Evagrios the Solitary On Prayer pg 62

God, word, dweller. When I think of “theologian” a vision of stuffy old academics in tweed coats come to mind, or perhaps, robed bishops with long beards whitened with age. I say all the time, “well, I’m no theologian but…” as though this caveat will lend some context or some passing credit to whatever I will say next. 

Evagios tells me today that my prayer lends credit and context, but how? My livingroom houses a prayer corner, cards, and books stacked haphazardly on the windowsill nearby. Candles go unlit for weeks at a time when I’m busy. I pass the prayer corner in the morning, the afternoon, the evening and I nod to it. “Yes, soon.” I think to myself. Drive through prayers. Is this truly praying?

But I see today that I’m not absent prayer. Not completely. In the car, on the dog’s walk, the grocery store, the after-school reading program where I sit next to a boy struggling with words, prayer comes here. God. Word. Dweller. 

We reserve a room in the heart and the head when we dwell in prayer, and in word, and in deed. With each dwelling, we increase the space we devote to God. With each word, each deed, we furnish ourselves with care and faith and peace until, at last, over time, we are filled. Theologians, praying truly.

2 comments:

  1. Thank you for this. I will go on record as saying I’m very excited to read this now!

    I’m a long-time reader and find your work very moving and helpful in my own, broken, chaotic, struggle for faith.

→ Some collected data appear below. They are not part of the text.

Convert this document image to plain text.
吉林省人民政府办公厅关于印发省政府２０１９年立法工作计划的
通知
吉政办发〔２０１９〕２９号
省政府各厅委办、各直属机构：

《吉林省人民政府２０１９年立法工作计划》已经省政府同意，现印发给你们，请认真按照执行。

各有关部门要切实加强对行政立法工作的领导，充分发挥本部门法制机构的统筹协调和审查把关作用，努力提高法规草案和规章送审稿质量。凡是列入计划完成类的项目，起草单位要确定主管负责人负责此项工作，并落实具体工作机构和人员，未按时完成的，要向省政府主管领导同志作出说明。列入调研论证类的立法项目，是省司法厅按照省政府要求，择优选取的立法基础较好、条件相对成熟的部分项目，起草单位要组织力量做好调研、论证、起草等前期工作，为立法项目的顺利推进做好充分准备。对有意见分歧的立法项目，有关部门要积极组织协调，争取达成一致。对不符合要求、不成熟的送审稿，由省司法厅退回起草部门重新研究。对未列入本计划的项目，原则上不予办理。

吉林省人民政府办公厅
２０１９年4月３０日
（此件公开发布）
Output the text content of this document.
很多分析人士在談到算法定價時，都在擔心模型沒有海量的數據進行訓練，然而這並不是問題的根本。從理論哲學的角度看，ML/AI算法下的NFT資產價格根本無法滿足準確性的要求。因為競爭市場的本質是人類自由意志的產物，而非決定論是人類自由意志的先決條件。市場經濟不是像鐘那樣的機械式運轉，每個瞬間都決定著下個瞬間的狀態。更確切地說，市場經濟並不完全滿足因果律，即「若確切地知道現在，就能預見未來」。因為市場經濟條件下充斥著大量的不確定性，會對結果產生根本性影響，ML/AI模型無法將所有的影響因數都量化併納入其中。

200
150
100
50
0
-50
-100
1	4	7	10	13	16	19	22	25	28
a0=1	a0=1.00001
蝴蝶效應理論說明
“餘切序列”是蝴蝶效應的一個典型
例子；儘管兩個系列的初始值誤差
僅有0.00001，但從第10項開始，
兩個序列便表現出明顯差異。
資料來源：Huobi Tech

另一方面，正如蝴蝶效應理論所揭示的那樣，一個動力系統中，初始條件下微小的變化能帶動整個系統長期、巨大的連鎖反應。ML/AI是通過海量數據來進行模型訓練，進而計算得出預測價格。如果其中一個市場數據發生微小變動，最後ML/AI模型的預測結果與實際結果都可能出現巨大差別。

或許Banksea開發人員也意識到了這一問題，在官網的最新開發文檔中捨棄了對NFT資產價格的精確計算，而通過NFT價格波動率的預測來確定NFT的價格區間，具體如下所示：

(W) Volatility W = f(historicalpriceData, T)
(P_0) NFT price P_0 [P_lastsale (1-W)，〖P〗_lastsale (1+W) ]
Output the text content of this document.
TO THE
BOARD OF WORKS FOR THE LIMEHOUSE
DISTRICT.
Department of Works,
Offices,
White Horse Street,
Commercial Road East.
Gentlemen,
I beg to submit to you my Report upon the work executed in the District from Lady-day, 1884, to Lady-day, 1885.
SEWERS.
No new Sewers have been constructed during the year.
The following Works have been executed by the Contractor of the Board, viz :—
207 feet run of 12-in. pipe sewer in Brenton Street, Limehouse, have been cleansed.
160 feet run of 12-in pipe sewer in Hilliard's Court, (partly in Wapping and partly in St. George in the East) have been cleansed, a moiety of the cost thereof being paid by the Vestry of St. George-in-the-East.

    So something like this will be very welcome.

    P.S. I just finished listening to Nearly Orthodox on a cross country drive. My second time through the book. I hope you’ll consider a follow-up about what came next for you.

  2. The centrality of all this, this journey, comes through for me in your brief post. It looks personal. Yet it’s where we dwell in our differing ways, struggling to make it central. I haven’t yet read the Philokalia. Thanks for offering a glimpse of your interaction with it.

    And, busy life, oh, yes. I get that!